Tutto il resto è “tra”, ed è un universo mitico ricchissimo e appassionante costituito da processi comunicativi, enunciati linguistici, forme di discorso e tipi di testo assai variegati. Le strategie del sapere passano per una pletora di mosse e contromosse che fanno dello scandalo un fenomeno intrinsecamente semiotico, un bricolage assai inventivo di segni e segnali che, a partire dalla classica posizione simmeliana di un segreto che s’arricchisce di senso tanto più lo si nasconde, esplode giungendo al siparietto finale dei giudici che assolvono tutti non senza dotarsi, com’è tradizione, del necessario capro espiatorio. Nel corso del libro tornano di continuo parole come (elenco in disordine): inchieste, cronache, interrogazioni, dibattimenti

sospetti, dubbi, imputazioni, indignazioni, proclami, invettive, sussurri, interpellanze, documenti (scritti e secretati), faldoni, carte (compromettenti e riportate alla luce), missive (mal nascoste), denunce, interrogatori, verbali, relazioni, affermazioni e negazioni, attacchi, contestazioni, invocazioni, smentite e contraddizioni, perorazioni, insinuazioni, voci, pettegolezzi, elogi, omaggi, appunti (criptici e disordinati), biglietti, bigliettini, plichi, documenti, dichiarazioni, panegirici, requisitorie, deposizioni, testimonianze, riscontri (incontestabili), confronti, congetture, insinuazioni, arzigogoli, silenzi (assai significativi), ammissioni, lettere clandestine (nascoste in pagnotte), telegrammi, opuscoli, articolesse, metafore (“pesci grossi”, “canarini in gabbia”), vortici surreali, dinamiche teatrali, colpi di scena… e potremmo continuare. L’ondata retorica, dice a proposito Tilli Bertoni, sommerge ogni richiamo alla logica, e il processo si fa spettacolo.
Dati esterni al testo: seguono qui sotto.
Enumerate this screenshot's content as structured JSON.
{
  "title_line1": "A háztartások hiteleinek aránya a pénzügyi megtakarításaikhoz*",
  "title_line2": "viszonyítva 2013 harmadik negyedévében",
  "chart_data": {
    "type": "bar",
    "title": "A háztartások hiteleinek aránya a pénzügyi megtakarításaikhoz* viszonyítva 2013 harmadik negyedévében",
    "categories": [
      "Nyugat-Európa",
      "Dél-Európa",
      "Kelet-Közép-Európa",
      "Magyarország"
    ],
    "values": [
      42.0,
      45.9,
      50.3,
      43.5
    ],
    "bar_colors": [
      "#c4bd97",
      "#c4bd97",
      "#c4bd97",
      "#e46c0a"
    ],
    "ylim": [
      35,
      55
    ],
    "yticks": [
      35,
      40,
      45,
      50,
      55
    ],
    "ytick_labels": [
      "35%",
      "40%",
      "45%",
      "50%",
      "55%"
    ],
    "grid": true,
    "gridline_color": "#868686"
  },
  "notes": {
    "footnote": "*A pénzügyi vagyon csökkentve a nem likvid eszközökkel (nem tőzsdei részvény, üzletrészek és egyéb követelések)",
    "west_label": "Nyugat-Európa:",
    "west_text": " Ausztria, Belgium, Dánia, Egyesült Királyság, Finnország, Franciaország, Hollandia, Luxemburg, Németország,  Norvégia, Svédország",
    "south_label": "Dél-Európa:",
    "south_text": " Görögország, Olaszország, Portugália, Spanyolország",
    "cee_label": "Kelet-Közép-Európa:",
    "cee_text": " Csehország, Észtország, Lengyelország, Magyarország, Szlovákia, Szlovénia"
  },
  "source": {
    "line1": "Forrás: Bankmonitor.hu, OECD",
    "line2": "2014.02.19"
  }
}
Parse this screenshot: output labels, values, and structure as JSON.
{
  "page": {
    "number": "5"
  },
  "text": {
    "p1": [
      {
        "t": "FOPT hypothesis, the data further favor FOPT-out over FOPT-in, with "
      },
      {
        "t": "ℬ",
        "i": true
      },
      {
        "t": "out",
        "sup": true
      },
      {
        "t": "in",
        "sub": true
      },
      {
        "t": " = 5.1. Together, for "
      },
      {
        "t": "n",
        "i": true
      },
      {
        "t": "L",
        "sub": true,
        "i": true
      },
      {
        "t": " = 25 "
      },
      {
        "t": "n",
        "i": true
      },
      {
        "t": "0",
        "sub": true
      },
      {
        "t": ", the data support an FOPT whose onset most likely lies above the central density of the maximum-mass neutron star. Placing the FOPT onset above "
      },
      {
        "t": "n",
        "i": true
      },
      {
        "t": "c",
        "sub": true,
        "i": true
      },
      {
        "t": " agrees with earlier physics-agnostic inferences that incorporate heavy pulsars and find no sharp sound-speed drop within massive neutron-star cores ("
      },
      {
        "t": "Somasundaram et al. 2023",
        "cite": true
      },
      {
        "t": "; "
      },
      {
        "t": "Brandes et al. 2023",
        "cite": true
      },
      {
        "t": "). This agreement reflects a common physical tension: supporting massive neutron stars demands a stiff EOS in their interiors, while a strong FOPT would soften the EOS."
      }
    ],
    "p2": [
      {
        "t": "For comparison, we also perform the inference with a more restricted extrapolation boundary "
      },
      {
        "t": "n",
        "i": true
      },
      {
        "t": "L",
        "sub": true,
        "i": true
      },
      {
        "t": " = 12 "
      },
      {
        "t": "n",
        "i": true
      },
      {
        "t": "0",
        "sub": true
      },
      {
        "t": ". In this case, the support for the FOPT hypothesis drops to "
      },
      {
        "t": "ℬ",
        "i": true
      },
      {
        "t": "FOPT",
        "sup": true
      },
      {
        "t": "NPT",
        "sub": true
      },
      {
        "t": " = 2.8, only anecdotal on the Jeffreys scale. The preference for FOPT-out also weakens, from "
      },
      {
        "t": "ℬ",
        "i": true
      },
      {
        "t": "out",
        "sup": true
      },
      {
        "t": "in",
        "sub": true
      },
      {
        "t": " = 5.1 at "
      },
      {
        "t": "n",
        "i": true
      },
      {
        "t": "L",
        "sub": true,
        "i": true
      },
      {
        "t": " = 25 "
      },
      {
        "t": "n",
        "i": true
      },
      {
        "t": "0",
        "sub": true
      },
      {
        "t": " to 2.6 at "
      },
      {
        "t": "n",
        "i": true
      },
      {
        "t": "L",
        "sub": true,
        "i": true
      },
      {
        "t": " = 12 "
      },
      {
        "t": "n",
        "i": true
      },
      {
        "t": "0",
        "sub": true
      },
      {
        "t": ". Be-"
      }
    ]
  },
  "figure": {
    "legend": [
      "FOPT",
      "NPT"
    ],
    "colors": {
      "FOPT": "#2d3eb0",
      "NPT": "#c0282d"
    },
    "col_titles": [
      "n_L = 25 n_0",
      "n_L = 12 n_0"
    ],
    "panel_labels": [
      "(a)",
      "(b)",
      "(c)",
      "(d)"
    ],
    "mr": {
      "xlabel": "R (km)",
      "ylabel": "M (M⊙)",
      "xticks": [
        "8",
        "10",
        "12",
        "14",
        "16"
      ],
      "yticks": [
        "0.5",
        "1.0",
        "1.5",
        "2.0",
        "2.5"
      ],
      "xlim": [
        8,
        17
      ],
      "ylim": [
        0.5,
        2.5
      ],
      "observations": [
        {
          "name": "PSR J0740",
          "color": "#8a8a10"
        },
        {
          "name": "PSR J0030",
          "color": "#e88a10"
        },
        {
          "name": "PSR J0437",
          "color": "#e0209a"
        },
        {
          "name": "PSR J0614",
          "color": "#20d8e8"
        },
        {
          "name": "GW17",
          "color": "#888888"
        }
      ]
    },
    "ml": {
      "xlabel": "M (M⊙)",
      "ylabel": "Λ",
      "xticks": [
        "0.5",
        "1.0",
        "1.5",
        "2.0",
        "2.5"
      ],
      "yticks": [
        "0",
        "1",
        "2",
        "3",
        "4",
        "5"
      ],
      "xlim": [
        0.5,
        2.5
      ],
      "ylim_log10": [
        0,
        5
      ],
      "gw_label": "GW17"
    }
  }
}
Non a caso l’autrice intitola la gran parte dei capitoli e dei paragrafi del libro con frasi fra virgolette, che restituiscono un’enfasi che è nelle cose, o se si vuole: fra le cose, prima ancora di passare nella cosiddetta finzione letteraria: “La piaga orrenda”, “La febbre dei subiti guadagni”, “Qualcosa di grossolano”, “Non possiamo non acchiappare i bricconi principali!”, “Ma che cosa fa il popolo?”, “Le questioni morali non si possono soffocare”, “Campo aperto per gli imbroglioni e i ciarlatani” e, immancabilmente, “La verità, null’altro che la verità”.

 

È l’Italia di sempre, la nostra come quella di allora: cosa tutt’altro che consolante ma dalla quale, quanto meno, possiamo trarre molti insegnamenti e qualche indicazione operativa. Sia sul piano della prassi politica sia su quello dei modelli d’interpretazione dei fatti umani e sociali, politici e culturali. Nelle prime pagine del libro Tilli Bertoni propone di distinguere due tipi di scandali: quelli che riguardano le libertà civili, le regole del costume e la morale sessuale, ripresi e amplificati spesso dalla letteratura (Flaubert, Wilde, Baudelaire, Celine…), che scuotono a poco a poco l’opinione pubblica, finendo per generare trasformazioni etiche profonde; e quelli che riguardano l’economia, la politica, la legge, le istituzioni, i quali vengo rilanciati a fatica dalla buona letteratura, di modo che, dopo un gran rumore iniziale, si rivelano i classici fuochi di paglia e si spengono nel nulla. Ecco, forse una differenza fra quel periodo e l’età del post-scandalo, l’oggi, potrebbe stare nel fatto che la differenza fra queste due forme di indecenza è venuta meno. Nel senso deteriore: il nulla di fatto regna sovrano. E la letteratura fa quel che può.